Yeah, we've realized that, that's why we keep iterating on the union :)

tick_tock_tick 36 minutes ago | parent | next [-]

Has it been effective though? The EU used to have a bigger GDP than the USA in 2008 now the USA is over 50% larger. Member nations are still dragging their feet on doing much of anything in the Draghi report and it's unclear if that will ever change.

bootsmann 5 minutes ago | parent [-]

This is a commonly cited stat but it is mostly an exchange rate phenomenon that disappears when you adjust for purchase power. If you go by comparing GDP in dollars the EU recovered almost half this gap last year simply from the dollar dropping in value.

lazide 3 hours ago | parent | prev [-]

My point is rather than almost anything can be made smooth if you have enough $$ pointed at making it so. One of the biggest issues with small economies is that they don’t have the capital spent to make it easy to do things yet; which is friction that helps keep them small.
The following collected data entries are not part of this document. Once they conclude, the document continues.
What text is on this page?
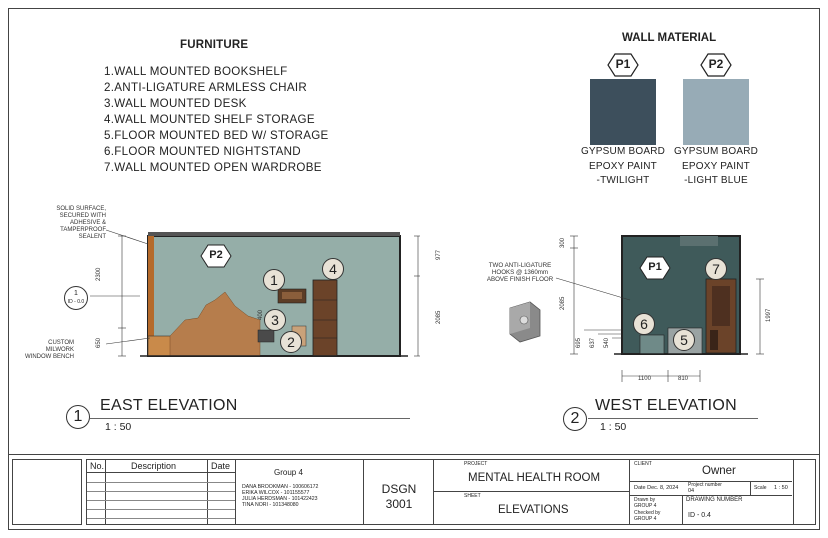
FURNITURE
1.WALL MOUNTED BOOKSHELF
2.ANTI-LIGATURE ARMLESS CHAIR
3.WALL MOUNTED DESK
4.WALL MOUNTED SHELF STORAGE
5.FLOOR MOUNTED BED W/ STORAGE
6.FLOOR MOUNTED NIGHTSTAND
7.WALL MOUNTED OPEN WARDROBE
WALL MATERIAL
P1
GYPSUM BOARD
EPOXY PAINT
-TWILIGHT
P2
GYPSUM BOARD
EPOXY PAINT
-LIGHT BLUE
SOLID SURFACE,
SECURED WITH
ADHESIVE &
TAMPERPROOF
SEALENT
CUSTOM
MILWORK
WINDOW BENCH
1
ID - 0.0
2300
650
977
2085
400
P2
1
2
3
4
1
EAST ELEVATION
1 : 50
TWO ANTI-LIGATURE
HOOKS @ 1360mm
ABOVE FINISH FLOOR
300
2085
695 637 540
1997
1100	810
P1
5
6
7
2
WEST ELEVATION
1 : 50
No.	Description	Date
Group 4
DANA BROOKMAN - 100606172
ERIKA WILCOX - 101155577
JULIA HERDSMAN - 101422423
TINA NORI - 101348080
DSGN
3001
PROJECT
MENTAL HEALTH ROOM
SHEET
ELEVATIONS
CLIENT
Owner
Date Dec. 8, 2024 Project number
04	Scale 1 : 50
Drawn by
GROUP 4
Checked by
GROUP 4
DRAWING NUMBER
ID - 0.4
yencabulator 2 hours ago | parent [-]

This is so ridiculously contrary to a Northern European existence that it's just funny. US is ridiculously more bureaucratic with lots of back office papers shuffled around by humans. US tax filing is hard to even describe to someone who never lived there.

Official procedures can be made smooth by valuing them being smooth.

lazide an hour ago | parent [-]

You just pay. All the problems are known and have workarounds, it just involves money.

That’s my point.

It doesn’t have to be nice or clean or smooth, if there is a known solution which someone can just throw money at, at scale.

The harder problem with these smaller countries and economies, is people haven’t figured out how to do that yet. So you end up having to track down x or y random lawyer, then hope they don’t screw you, etc.

yencabulator 37 minutes ago | parent [-]

That's a very American approach. Just enable a grift economy existing purely because the original thing was bad. The Nordic approach is to make the original thing better. The end result is less wasteful.

lazide 20 minutes ago | parent [-]

Also smaller. The ‘waste’ also counts towards GDP, as long as the money keeps moving.

Lots of people have built homes and families off it.

What really slows an economy down is when money stops moving.

yencabulator 10 minutes ago | parent [-]

That's an argument for U.S. healthcare insurance industry being a good thing. Uhh.. no?